Harrison’s Anna is far more sensible and has had some ups and downs in her past. Anna has a hard edge and Harrison is great at giving the audience peeks behind the façade before (and as) her defenses are lowered.
It is a sweet and small (a word I’m using, like simple, not as a pejorative) movie, and the music from composer Alex Somers works into it perfectly. It is just as touching and engrossing.
Having used the word “simple” twice, it deserves a clarification – there is, quite obviously, nothing simple about the story being told. It is emotionally complex for Matt and Anna and, one assumes, for a significant segment of the audience. Everything Beckwith and her team have created, the entire production, go to placing a primacy on these two characters. They are fully three dimensional human beings in a movie that could easily stereotype them. The supporting players are drawn less well–and often truly hysterical–but that only goes to continually recentering the story on Matt and Anna. These are two people who make themselves vulnerable to each other, and the world around them, through this act of pregnancy. It is not simple, not by any stretch of the imagination, but the fact that it appears simple speaks to just how successful the movie is in its approach.
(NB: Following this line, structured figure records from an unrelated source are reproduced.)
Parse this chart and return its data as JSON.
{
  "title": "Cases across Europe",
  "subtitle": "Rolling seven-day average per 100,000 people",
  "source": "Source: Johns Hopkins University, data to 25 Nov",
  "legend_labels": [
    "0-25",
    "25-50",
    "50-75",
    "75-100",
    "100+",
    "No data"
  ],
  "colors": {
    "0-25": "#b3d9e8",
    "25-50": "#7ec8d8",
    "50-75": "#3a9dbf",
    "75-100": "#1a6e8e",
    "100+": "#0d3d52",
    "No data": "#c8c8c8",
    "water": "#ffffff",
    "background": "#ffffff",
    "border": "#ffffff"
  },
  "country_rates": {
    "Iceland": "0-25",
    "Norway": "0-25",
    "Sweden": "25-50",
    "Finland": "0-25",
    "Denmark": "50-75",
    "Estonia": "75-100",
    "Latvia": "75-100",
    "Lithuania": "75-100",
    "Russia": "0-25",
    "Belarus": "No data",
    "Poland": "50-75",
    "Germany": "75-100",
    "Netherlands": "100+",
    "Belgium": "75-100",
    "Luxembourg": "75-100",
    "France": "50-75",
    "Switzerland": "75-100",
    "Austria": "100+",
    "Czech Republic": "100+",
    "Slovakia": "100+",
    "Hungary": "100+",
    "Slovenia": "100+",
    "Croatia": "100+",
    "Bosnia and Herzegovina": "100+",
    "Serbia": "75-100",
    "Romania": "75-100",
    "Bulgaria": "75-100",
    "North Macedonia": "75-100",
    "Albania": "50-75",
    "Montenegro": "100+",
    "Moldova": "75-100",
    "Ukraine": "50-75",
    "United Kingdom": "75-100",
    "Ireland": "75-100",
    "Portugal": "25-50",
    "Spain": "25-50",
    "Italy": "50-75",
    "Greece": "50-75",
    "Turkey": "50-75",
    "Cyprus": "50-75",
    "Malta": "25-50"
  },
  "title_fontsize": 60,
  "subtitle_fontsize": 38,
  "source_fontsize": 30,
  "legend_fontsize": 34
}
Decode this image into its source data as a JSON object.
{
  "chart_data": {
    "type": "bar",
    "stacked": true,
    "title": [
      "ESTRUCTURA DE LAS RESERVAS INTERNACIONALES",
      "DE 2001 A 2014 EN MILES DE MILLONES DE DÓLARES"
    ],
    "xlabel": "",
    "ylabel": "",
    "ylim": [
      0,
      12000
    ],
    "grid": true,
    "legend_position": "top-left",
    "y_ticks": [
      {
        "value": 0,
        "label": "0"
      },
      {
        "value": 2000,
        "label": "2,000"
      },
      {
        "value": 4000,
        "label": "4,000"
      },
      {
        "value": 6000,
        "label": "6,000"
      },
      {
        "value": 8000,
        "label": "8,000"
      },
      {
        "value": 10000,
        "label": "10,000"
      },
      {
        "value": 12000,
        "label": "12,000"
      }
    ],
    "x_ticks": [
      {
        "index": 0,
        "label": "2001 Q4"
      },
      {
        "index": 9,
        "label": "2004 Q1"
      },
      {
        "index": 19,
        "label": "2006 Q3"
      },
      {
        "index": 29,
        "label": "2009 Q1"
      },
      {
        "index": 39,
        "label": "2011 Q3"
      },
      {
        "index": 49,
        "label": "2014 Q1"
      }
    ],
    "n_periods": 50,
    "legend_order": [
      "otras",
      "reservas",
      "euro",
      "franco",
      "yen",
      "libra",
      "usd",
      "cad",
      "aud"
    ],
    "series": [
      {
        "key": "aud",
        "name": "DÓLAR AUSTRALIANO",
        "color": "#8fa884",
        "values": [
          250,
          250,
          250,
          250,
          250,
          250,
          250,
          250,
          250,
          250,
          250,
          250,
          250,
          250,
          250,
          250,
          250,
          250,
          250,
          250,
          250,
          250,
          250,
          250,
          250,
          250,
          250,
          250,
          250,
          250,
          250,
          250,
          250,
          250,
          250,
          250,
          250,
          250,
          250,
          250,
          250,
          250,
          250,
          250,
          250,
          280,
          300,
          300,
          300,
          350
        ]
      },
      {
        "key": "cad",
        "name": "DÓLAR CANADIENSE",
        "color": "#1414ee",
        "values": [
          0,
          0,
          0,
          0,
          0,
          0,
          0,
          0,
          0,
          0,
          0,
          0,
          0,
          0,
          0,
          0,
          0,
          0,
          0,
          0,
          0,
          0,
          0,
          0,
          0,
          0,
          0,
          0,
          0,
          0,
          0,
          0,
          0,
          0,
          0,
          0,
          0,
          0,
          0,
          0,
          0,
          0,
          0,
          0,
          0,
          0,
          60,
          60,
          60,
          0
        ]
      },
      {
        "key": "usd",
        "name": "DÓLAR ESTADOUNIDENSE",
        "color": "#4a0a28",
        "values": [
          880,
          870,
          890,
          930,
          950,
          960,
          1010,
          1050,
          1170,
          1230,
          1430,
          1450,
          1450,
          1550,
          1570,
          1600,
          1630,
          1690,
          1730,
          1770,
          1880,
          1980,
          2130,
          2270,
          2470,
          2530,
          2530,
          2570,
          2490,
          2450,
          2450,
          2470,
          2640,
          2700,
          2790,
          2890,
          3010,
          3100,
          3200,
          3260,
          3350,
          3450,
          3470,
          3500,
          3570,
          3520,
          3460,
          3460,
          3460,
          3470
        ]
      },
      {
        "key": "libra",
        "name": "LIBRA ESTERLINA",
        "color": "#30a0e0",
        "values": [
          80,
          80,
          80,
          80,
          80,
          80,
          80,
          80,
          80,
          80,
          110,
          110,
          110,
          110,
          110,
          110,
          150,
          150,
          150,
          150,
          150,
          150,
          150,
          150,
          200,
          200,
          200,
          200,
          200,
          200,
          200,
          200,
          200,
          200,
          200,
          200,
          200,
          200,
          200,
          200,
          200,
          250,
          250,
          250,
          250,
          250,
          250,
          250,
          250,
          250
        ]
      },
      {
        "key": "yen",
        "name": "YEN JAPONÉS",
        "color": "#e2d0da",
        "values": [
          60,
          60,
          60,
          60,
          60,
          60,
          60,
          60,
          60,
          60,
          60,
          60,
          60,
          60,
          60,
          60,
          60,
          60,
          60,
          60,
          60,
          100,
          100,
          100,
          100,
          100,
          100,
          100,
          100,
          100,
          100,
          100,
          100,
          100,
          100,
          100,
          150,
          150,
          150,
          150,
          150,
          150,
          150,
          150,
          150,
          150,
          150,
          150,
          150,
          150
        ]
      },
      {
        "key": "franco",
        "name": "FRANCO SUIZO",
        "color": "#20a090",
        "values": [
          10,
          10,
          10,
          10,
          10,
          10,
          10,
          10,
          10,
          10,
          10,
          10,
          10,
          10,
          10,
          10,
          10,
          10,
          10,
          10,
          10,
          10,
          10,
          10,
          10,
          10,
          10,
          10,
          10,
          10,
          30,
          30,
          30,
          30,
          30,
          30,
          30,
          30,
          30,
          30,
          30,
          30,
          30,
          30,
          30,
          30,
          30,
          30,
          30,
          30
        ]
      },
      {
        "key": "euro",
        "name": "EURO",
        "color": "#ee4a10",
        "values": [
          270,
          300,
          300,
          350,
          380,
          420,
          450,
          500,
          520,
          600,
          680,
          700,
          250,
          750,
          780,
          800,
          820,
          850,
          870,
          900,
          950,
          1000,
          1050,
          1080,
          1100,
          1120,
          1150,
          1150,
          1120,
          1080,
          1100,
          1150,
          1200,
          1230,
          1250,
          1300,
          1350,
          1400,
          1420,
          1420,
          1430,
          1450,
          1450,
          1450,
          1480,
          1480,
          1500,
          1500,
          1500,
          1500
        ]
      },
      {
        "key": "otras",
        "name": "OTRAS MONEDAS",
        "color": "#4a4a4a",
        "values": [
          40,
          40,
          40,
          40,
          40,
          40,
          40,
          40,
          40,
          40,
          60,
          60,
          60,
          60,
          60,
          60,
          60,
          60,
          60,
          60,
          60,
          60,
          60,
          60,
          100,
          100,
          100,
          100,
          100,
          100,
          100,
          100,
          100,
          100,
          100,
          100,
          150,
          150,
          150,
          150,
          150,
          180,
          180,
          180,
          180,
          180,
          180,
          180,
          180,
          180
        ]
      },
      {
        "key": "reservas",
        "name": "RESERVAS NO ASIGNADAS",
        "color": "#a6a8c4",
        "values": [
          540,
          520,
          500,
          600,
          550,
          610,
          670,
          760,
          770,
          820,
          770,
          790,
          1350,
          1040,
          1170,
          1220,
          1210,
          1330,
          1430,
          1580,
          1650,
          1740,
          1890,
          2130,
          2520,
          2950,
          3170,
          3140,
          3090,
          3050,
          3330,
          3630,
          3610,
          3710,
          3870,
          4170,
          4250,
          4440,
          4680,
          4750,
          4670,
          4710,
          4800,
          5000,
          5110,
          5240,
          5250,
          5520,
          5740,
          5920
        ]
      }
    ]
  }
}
“Together Together” is funny and heartwarming and sad all at the same time. It is a movie which gives us the lives of two individuals during an emotionally fraught moment and makes us care for them. By keeping its scope small (even if the issues are deep), we become intwined in this relationship that neither of the people in it ever meant to be intwined in themselves. It is smart and enjoyable and definitely recommended.